LBOs Turn Euro Companies into 'Headless Chickens'

"These companies could be left for dead," said Jon Moulton, head of Alchemy Partners, at the Super Investor conference in Paris, referring to a rash of leveraged buyouts in Europe, adding that this painted a "terrible political picture" for private equity. Moulton estimates there are $768 billion worth of outstanding leveraged loans in Europe that have financed about 2,500 private equity-backed companies. Some 200 have undergone "leveraged recapitalizations," in which private equity backers repay themselves their entire "investment" while at the same time loading the companies with extra debt. There likely will be "a large number of defaults next year," he warned, citing "irresponsible leverage", as some of these companies now have as many as 11 layers of debt.

His comments were reported in the Financial Times of Nov. 15.

40% Collapse in British Home Prices Expected

In a speech to the British Bankers Association Nov. 15, Clive Briault, the Financial Services Administration (FSA)'s managing director for retail markets, reported that after a review of British banks' "stress-testing" models for a collapse in house prices, he found the tests not serious enough.

To correct this, the FSA issued an instruction which orders the banks run a test that assumes a 40% collapse in home prices, and that 35% of home mortgages now in default would end with homes being repossessed. In a letter last month to British bank chief executives, the FSA stated that some CEOs failed to—or more appropriately, refused to—consider scenarios in which they might be forced into losses, dividend cuts, and capital shortfalls.

In 1989-92, British home prices fell by 15%; in parts of East Anglia, home prices tumbled by 40%, leading to repossession of homes, mortgage write-downs, and bank losses, a mere foretaste of what will happen today.

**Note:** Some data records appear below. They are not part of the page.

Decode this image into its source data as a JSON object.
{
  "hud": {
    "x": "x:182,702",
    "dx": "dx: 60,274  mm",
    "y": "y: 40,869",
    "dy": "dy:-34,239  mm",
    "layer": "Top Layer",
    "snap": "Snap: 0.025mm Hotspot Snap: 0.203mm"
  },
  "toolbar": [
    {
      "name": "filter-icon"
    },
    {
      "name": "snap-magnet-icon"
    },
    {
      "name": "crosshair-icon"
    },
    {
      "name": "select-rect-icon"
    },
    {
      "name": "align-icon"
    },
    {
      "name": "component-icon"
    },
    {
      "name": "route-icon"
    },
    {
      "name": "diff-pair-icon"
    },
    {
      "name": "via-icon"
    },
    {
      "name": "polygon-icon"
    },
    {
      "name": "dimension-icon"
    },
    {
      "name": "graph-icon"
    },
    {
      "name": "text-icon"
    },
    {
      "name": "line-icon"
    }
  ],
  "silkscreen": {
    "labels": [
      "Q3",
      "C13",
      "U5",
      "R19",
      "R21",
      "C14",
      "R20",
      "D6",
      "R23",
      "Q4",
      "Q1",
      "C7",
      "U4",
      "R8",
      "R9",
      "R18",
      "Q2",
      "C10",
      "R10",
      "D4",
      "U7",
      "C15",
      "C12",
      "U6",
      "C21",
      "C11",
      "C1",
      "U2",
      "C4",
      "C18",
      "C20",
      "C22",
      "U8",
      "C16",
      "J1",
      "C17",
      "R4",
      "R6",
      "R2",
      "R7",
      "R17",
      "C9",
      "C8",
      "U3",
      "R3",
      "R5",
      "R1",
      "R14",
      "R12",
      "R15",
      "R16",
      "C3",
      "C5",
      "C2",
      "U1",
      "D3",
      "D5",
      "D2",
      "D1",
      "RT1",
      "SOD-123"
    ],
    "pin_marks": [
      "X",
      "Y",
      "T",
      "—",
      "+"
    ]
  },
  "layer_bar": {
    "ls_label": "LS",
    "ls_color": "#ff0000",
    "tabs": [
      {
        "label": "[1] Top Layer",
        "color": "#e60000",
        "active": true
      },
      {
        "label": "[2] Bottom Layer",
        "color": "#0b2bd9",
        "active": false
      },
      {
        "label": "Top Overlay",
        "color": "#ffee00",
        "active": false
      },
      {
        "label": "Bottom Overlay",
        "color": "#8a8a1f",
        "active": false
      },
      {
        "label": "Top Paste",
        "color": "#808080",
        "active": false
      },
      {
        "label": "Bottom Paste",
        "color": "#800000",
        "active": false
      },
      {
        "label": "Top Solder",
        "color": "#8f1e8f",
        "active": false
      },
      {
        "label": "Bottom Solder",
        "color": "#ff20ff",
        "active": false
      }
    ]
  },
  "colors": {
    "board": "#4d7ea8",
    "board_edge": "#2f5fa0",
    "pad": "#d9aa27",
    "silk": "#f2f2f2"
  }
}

Italian Consumers Group Scores Rating Agencies

Adusbef, an Italian consumers organization, has published a report signed by Adusbef chairman Elio Lannutti and Paolo Raimondi, chairman of the International Civil Rights Movement Solidarity, exposing international rating agencies as a tool of financial speculation, and calling for a New Bretton Woods-like reorganization of the financial system. The report includes a passage on the resolution for a new financial architecture, voted by the Italian Parliament in 2005, and the Adusbef website version adds a box mentioning Lyndon LaRouche as initiator of the NBW.

A statistical survey by Adusbef found that of 1,000 reports issued by Moody's, Standard & Poor's, and Fitch, 910 proved to be wrong.

The Adusbef report was motivated by the recent downgrading of the Italian public debt. The report states that "the Three Sisters [the major rating agencies] ... are an integral part of the problem that is driving the economic world towards the crash and systemic crisis, with devastating consequences for the entire economic, social and political life of our planet."